How Southeast Asian Start-ups Can Do Things Fast and Well
It doesn’t always have to be a choice between one or the other
PHOTO CREDIT: Getty Images
There is the perception that when you want things done well, you have to take your time. But founders know all too well that the start-up world is one that rarely waits. So how can Southeast Asian entrepreneurs do things quickly, but at the same time of high quality?
An article from the Harvard Business Review by Jack Zenger and Joseph Folkman identifies the most differentiating behaviors of people who worked both fast and well. The authors analyzed a data set with information on over 75,000 organizational leaders.
How are these leaders able to combine these two leadership goals? Here are four traits:
1. They give clear directions
Leaders should be able to provide their teams a clear strategic perspective, which means having a clear vision and direction for the organization. “They were effective at defining that perspective and then sharing their insights with others so the strategy could be translated into challenging, meaningful goals and objectives,” the article says.
In addition, the leaders included in the research also set high standards so that others knew exactly what they meant by high quality work.
2. They are not afraid of change
Zenger and Folkman’s research suggests that those who were “slow” and produced “poor quality” work were also the ones who resisted change. On the contrary, speedy leaders who produced high quality output were “champions of change.”
Shannon Kalayanamitr, co-founder and CMO of female-focused e-commerce site Orami, is not one to fear change. When Moxy, the start-up she founded in Thailand, underwent a merger with Indonesia’s Bilna, Kalayanamitr admits that it was hard to find a common vision for two countries that were so culturally different. Employees were concerned about losing their jobs, having a new boss, changing their scope of work, and even moving into a bigger office in a different area of Jakarta.

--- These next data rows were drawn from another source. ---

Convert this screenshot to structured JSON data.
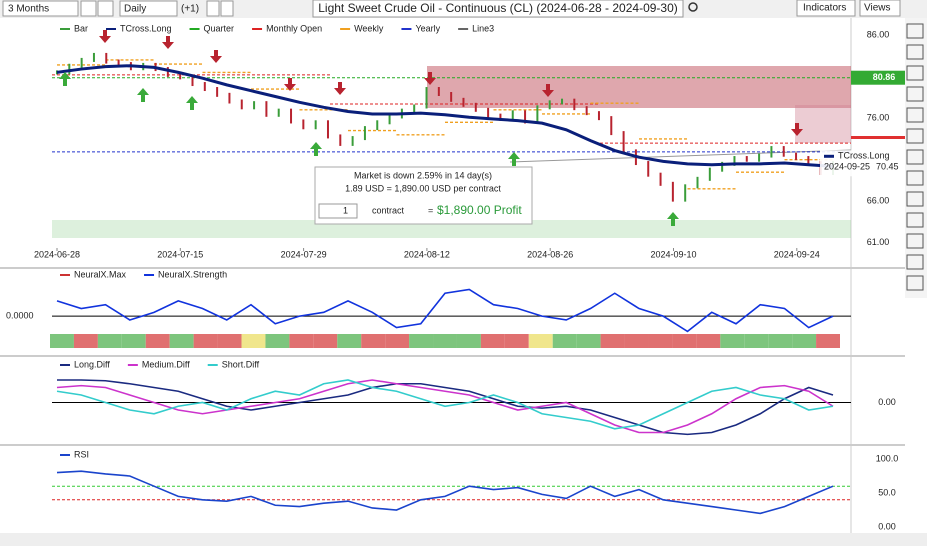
{
  "toolbar": {
    "period": "3 Months",
    "interval": "Daily",
    "offset": "(+1)",
    "title": "Light Sweet Crude Oil - Continuous (CL) (2024-06-28 - 2024-09-30)",
    "indicators": "Indicators",
    "views": "Views"
  },
  "main": {
    "legend": [
      "Bar",
      "TCross.Long",
      "Quarter",
      "Monthly Open",
      "Weekly",
      "Yearly",
      "Line3"
    ],
    "ylim": [
      58.7,
      87.8
    ],
    "yticks": [
      {
        "value": 86,
        "label": "86.00"
      },
      {
        "value": 76,
        "label": "76.00"
      },
      {
        "value": 66,
        "label": "66.00"
      },
      {
        "value": 61,
        "label": "61.00"
      }
    ],
    "dates": [
      "2024-06-28",
      "2024-07-15",
      "2024-07-29",
      "2024-08-12",
      "2024-08-26",
      "2024-09-10",
      "2024-09-24"
    ],
    "closes": [
      81.5,
      82.3,
      83.0,
      83.6,
      82.8,
      82.5,
      82.0,
      82.4,
      81.9,
      81.2,
      80.9,
      80.1,
      79.5,
      78.8,
      78.0,
      77.3,
      77.8,
      76.4,
      76.9,
      75.6,
      74.9,
      75.5,
      73.8,
      72.9,
      73.6,
      74.8,
      75.5,
      76.2,
      76.9,
      77.4,
      79.5,
      78.9,
      78.2,
      77.6,
      77.0,
      76.3,
      75.9,
      76.7,
      75.6,
      77.3,
      77.9,
      78.1,
      77.2,
      76.6,
      76.0,
      74.2,
      72.0,
      70.6,
      69.2,
      68.1,
      66.2,
      67.8,
      68.7,
      69.8,
      70.5,
      71.2,
      71.0,
      71.5,
      72.4,
      71.6,
      71.2,
      70.6,
      69.4,
      70.6
    ],
    "tcross": [
      81.5,
      81.9,
      82.2,
      82.3,
      82.1,
      81.5,
      80.8,
      80.0,
      79.3,
      78.6,
      77.9,
      77.3,
      76.8,
      76.5,
      76.5,
      76.6,
      76.4,
      76.1,
      75.9,
      75.7,
      75.4,
      74.6,
      73.3,
      72.1,
      71.3,
      70.8,
      70.5,
      70.4,
      70.5,
      70.5,
      70.6,
      70.4,
      70.2
    ],
    "weekly": [
      82.4,
      83.0,
      82.5,
      81.5,
      79.5,
      77.0,
      74.5,
      74.0,
      75.5,
      77.0,
      76.5,
      77.8,
      73.5,
      67.5,
      69.5,
      71.0
    ],
    "monthly_open": [
      81.2,
      77.7,
      73.0
    ],
    "yearly": 71.94,
    "quarter": {
      "value": 80.86,
      "label": "80.86"
    },
    "tcross_label": {
      "name": "TCross.Long",
      "date": "2024-09-25",
      "value": {
        "value": 70.45,
        "label": "70.45"
      }
    },
    "tooltip": {
      "line1": "Market is down 2.59% in 14 day(s)",
      "line2": "1.89 USD = 1,890.00 USD per contract",
      "qty": "1",
      "unit": "contract",
      "equals": "=",
      "profit": "$1,890.00 Profit"
    }
  },
  "neural": {
    "legend": [
      "NeuralX.Max",
      "NeuralX.Strength"
    ],
    "ylim": [
      -0.47,
      0.5
    ],
    "yticks": [
      {
        "value": 0,
        "label": "0.0000"
      }
    ],
    "strength": [
      0.2,
      0.1,
      0.15,
      -0.05,
      0.05,
      0.2,
      0.1,
      -0.05,
      0.15,
      -0.1,
      0.0,
      0.05,
      0.2,
      0.05,
      -0.15,
      -0.1,
      0.3,
      0.35,
      0.15,
      0.1,
      0.0,
      -0.05,
      0.1,
      0.3,
      0.1,
      0.0,
      -0.2,
      0.05,
      -0.1,
      0.15,
      0.1,
      -0.15,
      0.0
    ],
    "max_colors": [
      "#7dc57d",
      "#e07070",
      "#7dc57d",
      "#7dc57d",
      "#e07070",
      "#7dc57d",
      "#e07070",
      "#e07070",
      "#f0e68c",
      "#7dc57d",
      "#e07070",
      "#e07070",
      "#7dc57d",
      "#e07070",
      "#e07070",
      "#7dc57d",
      "#7dc57d",
      "#7dc57d",
      "#e07070",
      "#e07070",
      "#f0e68c",
      "#7dc57d",
      "#7dc57d",
      "#e07070",
      "#e07070",
      "#e07070",
      "#e07070",
      "#e07070",
      "#7dc57d",
      "#7dc57d",
      "#7dc57d",
      "#7dc57d",
      "#e07070"
    ]
  },
  "diff": {
    "legend": [
      "Long.Diff",
      "Medium.Diff",
      "Short.Diff"
    ],
    "ylim": [
      -1,
      1
    ],
    "yticks": [
      {
        "value": 0,
        "label": "0.00"
      }
    ],
    "series": [
      {
        "name": "Long.Diff",
        "color": "#1a2a80",
        "values": [
          0.6,
          0.6,
          0.58,
          0.5,
          0.4,
          0.3,
          0.1,
          -0.1,
          -0.2,
          -0.1,
          0.0,
          0.1,
          0.2,
          0.4,
          0.5,
          0.5,
          0.4,
          0.3,
          0.1,
          -0.1,
          -0.15,
          -0.1,
          -0.2,
          -0.4,
          -0.6,
          -0.8,
          -0.85,
          -0.8,
          -0.6,
          -0.3,
          0.1,
          0.4,
          0.2
        ]
      },
      {
        "name": "Medium.Diff",
        "color": "#cc33cc",
        "values": [
          0.4,
          0.45,
          0.4,
          0.2,
          0.0,
          -0.2,
          -0.3,
          -0.2,
          -0.1,
          0.0,
          0.1,
          0.3,
          0.5,
          0.6,
          0.5,
          0.4,
          0.3,
          0.2,
          0.0,
          -0.2,
          -0.1,
          0.0,
          -0.3,
          -0.6,
          -0.8,
          -0.8,
          -0.6,
          -0.3,
          0.1,
          0.4,
          0.45,
          0.3,
          -0.1
        ]
      },
      {
        "name": "Short.Diff",
        "color": "#33cccc",
        "values": [
          0.3,
          0.2,
          0.0,
          -0.2,
          -0.3,
          -0.1,
          0.0,
          -0.2,
          0.1,
          0.3,
          0.2,
          0.5,
          0.6,
          0.4,
          0.3,
          0.1,
          -0.1,
          0.0,
          0.2,
          0.0,
          -0.3,
          -0.4,
          -0.5,
          -0.7,
          -0.6,
          -0.3,
          0.0,
          0.3,
          0.4,
          0.2,
          0.1,
          -0.2,
          -0.1
        ]
      }
    ]
  },
  "rsi": {
    "legend": [
      "RSI"
    ],
    "ylim": [
      0,
      100
    ],
    "yticks": [
      {
        "value": 100,
        "label": "100.0"
      },
      {
        "value": 50,
        "label": "50.0"
      },
      {
        "value": 0,
        "label": "0.00"
      }
    ],
    "levels": [
      {
        "value": 60,
        "color": "#33cc33"
      },
      {
        "value": 40,
        "color": "#dd2222"
      }
    ],
    "color": "#1a44cc",
    "values": [
      80,
      82,
      78,
      75,
      60,
      45,
      40,
      38,
      45,
      32,
      30,
      35,
      38,
      28,
      25,
      40,
      45,
      60,
      55,
      58,
      48,
      42,
      60,
      45,
      55,
      40,
      35,
      30,
      25,
      20,
      30,
      45,
      60
    ]
  }
}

But Kalayanamitr, along with the management team, focused on internal communications to make sure everybody had the same goal, enabling the company’s smooth transition.
3. They know how to inspire and motivate others
The most effective leaders know how to inspire and motivate others. Direct reports of effective leaders felt that they were on a mission, while those who worked under uninspiring leaders felt that it was just a job and they work for their pay.

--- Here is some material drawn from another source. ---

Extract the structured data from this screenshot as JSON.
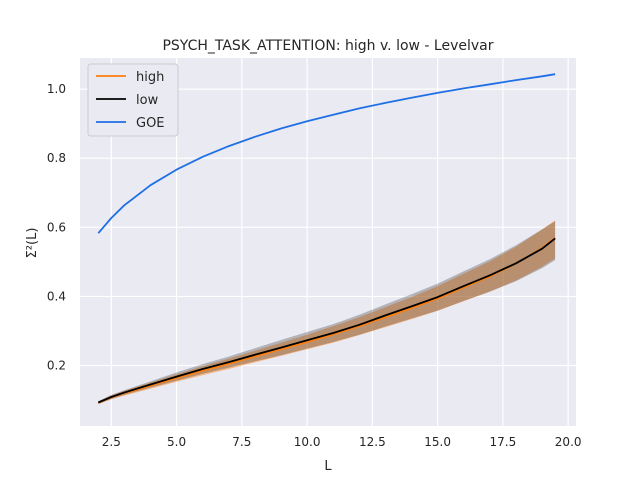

JP Bisson, founder and CEO of Loansolutions.ph, an online platform that matches borrowers with lending institutions, shares in an Inc. Southeast Asia story that for him, the most loyal and hardworking employees work for companies that believe in a bigger mission. In other words, they are not only there to make money.

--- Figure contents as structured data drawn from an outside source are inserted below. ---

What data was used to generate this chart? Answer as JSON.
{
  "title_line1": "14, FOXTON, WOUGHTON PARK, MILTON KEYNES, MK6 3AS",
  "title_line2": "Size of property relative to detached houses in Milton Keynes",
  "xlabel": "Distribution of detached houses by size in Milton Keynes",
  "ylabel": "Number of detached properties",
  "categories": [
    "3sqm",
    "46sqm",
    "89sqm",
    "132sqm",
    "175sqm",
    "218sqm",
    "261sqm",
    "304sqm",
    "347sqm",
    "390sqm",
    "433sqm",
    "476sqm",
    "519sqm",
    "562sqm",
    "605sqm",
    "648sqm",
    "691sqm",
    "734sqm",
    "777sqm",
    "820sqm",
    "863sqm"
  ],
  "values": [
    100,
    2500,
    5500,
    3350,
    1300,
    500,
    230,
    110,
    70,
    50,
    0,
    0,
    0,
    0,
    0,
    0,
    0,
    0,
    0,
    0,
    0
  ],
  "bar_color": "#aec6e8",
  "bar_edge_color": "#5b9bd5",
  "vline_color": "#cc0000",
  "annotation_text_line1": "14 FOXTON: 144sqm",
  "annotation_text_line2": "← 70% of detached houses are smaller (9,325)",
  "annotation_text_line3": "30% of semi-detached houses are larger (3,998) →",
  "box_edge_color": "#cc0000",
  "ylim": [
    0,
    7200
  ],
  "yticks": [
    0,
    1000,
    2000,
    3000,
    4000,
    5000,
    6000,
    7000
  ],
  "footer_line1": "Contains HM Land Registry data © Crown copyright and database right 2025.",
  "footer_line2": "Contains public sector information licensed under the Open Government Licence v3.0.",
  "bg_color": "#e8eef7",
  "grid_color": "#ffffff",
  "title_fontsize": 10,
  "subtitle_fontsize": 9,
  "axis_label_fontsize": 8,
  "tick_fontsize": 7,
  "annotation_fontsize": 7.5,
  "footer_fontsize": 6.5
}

He says their sense of mission is to make lending more accessible to Filipinos and to get rid of loan sharking in the Philippines. He realizes that people are becoming more in tune with the impact they create; hence he makes sure that this message clearly comes across within the organization.
4. They consider external perspectives
Leaders who are focused only on internal organizational problems “tended to miss big shifts in the environment and customer’s preferences.” This can affect the way leaders prepare for up and coming trends and changing mindsets early on.
Co-founders Ashwin Jeyapalasingam and Viren Doshi capitalized on the inevitable when they created online bus-booking platform CatchThatBus. They saw the problems faced by many Malaysians—manual bookings, arbitrary price mark-ups, and bad customer experience—and figured out a way to make bus transport more convenient and efficient.
This trait is also helpful when dealing with conflict among co-founders. Vinnie Lauria, founding partner at Golden Gate Ventures, says in an Inc. Southeast Asia story, “Sometimes, you can’t talk to your co-founder about something, and it may be difficult to even approach your investors, so the best thing is to talk to other co-founders like yourself.” He adds that they are probably going through the same ups and downs.